Today, like the rest of my generation who grew up holding out split fingers and saying, "Na-nu, na-nu," I'm Terribly Sad.  News of Robin Williams' death punched the wind out of my sails when I saw the email alert last night.  The words "Comedian Robin Williams found dead" just didn't make sense.  As Tom Shales noted in his tribute at The Daily Beast, "On television, the death on Monday of actor and comedian Robin Williams was hyped as 'Breaking News,' but they could justifiably have filed it under 'heartbreaking news' as well."  Though Williams' career had its peaks and valleys (perhaps too many valleys for a man of his gifts), the best years were his early ones.  In the late 1970s, when Robin Williams was unleashed on the world (in his stand-up comedy acts, the Mork and Mindy series, and even the under-appreciated movie Popeye), it was as if a furnace door had opened and we were caught in the blast of his improvisational heat.  He was a manic tornado of language and jokes--some of them sticking, some missing--in routines that literally left me breathless.  Words whipped past our ears at Tasmanian Devil speed; good luck catching all of them.
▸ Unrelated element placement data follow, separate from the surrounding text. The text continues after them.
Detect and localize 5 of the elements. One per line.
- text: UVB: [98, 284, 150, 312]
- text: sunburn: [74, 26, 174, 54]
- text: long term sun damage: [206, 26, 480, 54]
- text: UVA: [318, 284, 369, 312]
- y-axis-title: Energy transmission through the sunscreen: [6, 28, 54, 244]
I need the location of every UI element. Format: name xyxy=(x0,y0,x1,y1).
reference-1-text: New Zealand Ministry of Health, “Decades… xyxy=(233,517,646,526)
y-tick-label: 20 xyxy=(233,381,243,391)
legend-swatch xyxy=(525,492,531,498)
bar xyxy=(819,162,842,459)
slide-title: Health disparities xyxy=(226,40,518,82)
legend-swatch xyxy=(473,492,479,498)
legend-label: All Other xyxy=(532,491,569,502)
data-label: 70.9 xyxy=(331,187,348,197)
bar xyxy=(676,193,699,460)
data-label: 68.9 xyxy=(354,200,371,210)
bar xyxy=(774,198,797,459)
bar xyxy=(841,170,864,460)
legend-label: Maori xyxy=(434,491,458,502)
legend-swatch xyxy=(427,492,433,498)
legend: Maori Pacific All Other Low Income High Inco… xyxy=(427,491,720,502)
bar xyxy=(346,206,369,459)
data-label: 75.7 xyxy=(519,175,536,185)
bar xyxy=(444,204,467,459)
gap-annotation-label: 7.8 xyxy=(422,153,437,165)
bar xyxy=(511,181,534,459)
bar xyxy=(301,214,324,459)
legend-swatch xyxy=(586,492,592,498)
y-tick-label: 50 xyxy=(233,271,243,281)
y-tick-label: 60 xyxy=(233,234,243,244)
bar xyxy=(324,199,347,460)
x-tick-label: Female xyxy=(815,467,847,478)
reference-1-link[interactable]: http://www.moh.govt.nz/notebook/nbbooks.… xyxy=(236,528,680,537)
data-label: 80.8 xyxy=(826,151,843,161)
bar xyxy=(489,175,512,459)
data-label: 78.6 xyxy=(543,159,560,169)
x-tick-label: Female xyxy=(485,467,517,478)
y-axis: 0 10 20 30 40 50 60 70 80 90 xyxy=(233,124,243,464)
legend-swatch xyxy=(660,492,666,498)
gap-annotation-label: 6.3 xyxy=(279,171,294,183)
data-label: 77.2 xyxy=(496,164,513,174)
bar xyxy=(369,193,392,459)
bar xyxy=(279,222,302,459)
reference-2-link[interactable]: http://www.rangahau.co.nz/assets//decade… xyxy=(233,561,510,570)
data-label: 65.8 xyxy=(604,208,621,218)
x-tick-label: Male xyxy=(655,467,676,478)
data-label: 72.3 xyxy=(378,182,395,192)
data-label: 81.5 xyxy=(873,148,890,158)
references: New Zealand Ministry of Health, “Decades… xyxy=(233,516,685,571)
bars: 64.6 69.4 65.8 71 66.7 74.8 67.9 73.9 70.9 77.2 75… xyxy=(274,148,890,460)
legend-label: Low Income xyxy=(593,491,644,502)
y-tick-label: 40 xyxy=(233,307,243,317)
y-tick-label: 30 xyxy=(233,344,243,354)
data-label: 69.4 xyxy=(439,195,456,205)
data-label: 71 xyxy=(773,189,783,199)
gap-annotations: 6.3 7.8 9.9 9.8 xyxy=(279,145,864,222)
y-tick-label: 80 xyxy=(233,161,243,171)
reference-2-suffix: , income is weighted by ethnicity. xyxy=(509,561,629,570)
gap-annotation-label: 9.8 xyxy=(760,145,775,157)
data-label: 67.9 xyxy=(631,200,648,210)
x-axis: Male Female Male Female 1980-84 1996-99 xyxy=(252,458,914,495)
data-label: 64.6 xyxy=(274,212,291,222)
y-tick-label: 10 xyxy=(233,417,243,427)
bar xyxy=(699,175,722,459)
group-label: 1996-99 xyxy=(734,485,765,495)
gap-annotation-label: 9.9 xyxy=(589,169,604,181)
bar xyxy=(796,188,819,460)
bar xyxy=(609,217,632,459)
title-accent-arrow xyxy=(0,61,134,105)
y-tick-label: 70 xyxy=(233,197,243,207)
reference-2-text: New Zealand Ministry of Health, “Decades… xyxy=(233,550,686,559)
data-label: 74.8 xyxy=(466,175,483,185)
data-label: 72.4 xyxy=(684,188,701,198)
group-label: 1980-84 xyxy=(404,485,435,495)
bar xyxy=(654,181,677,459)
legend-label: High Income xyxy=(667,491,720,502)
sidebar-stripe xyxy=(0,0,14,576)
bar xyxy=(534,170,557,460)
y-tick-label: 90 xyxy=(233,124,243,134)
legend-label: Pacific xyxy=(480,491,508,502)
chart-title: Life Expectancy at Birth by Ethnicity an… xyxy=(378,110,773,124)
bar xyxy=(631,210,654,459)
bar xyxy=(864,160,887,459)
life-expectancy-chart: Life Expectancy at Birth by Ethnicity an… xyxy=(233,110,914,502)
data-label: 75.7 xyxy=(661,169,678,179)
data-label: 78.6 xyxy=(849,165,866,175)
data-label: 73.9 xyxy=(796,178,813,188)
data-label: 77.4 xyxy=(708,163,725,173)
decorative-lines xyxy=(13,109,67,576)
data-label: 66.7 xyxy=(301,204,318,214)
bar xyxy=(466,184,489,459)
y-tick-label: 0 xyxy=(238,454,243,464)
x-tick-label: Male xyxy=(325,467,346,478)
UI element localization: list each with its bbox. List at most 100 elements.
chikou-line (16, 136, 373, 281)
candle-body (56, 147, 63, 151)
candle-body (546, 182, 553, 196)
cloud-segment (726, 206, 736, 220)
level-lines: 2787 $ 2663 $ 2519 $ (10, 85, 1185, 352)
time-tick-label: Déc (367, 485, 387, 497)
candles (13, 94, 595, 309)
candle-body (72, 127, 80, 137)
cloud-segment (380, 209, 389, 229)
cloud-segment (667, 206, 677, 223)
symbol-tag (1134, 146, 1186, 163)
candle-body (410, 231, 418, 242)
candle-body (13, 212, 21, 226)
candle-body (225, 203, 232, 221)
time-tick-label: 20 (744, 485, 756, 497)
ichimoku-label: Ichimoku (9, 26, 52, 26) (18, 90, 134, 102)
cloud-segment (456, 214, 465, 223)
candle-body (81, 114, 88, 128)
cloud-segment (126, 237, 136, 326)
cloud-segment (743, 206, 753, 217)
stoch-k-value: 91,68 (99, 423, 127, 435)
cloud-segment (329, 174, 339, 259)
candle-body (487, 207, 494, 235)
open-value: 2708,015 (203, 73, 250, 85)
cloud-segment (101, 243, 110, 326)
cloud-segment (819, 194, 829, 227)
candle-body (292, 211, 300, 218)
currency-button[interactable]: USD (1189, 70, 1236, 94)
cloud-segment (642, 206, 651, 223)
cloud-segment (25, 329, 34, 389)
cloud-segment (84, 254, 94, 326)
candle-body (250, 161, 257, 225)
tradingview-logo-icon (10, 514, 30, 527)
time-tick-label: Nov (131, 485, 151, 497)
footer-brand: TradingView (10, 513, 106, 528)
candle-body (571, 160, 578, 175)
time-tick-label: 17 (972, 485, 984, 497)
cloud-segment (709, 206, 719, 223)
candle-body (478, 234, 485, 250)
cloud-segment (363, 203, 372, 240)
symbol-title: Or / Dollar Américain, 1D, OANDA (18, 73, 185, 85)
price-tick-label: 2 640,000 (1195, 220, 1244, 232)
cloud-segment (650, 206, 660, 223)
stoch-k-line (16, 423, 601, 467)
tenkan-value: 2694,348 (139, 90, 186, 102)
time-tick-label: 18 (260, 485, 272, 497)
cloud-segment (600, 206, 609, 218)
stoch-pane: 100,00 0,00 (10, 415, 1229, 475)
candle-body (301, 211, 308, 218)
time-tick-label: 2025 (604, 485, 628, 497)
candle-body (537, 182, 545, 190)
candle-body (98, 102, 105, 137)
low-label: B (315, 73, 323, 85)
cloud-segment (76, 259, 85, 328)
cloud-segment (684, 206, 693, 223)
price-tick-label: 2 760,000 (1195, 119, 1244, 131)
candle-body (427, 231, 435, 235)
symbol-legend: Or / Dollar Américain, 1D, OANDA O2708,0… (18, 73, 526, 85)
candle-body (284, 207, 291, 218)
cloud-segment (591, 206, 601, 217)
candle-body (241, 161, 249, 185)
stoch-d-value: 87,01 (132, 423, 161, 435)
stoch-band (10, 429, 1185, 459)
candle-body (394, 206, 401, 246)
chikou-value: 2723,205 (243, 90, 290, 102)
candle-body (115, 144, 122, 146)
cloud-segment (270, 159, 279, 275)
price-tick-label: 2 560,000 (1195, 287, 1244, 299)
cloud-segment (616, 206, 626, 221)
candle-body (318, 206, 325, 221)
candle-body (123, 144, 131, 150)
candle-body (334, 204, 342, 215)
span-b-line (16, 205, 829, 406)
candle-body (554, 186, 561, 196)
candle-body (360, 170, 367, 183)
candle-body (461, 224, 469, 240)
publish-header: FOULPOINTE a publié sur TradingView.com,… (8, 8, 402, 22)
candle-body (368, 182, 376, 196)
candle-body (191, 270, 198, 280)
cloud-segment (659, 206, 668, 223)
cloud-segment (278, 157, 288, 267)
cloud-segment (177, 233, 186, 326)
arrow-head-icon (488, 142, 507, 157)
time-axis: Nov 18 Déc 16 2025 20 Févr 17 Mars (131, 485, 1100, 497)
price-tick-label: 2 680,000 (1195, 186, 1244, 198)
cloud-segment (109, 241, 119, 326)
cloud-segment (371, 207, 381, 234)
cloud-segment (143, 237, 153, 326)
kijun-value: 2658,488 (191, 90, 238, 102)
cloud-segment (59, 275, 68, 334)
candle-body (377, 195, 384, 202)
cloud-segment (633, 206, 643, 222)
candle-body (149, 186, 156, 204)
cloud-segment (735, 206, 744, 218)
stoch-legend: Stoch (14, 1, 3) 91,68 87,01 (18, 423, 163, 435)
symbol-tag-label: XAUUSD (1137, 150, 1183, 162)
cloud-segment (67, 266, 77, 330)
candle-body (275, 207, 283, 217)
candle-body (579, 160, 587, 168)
He dialed down the comedy a little bit for the big-screen treatment of John Irving's novel The World According to Garp, but he channeled the leftover energy into the dramatic side of T. S. Garp, a writer living in the shadow of his overbearing mother (Glenn Close).  The humor in both the movie and the book is dark...but delicious.  This may not be Robin Williams' best performances; but for me, it's one of the most memorable.  I can still remember when and where I was when I saw it for the first time: September 1982 in a Laramie, Wyoming movie theater.  As the movie opens, we see a baby being tossed in the air as The Beatles' "When I'm Sixty-Four" plays in the background.  Robin Williams died at 63--caught, perhaps, in the dark anxiety Garp calls "the Under Toad."

Today, while others remember Robin Williams with clips from movies like The Dead Poets Society, Good Will Hunting, Mrs. Doubtfire and Good, Morning Vietnam (all good performances), I thought I'd pay tribute to him with the trailer and some clips from Garp--even though watching them makes me Terribly Sad.

The trailer:



"The chances of another plane hitting this house are astronomical.  She's been pre-disastered.  We'll be safe here."  (By the way, the pilot in this scene is the movie's director, George Roy Hill.)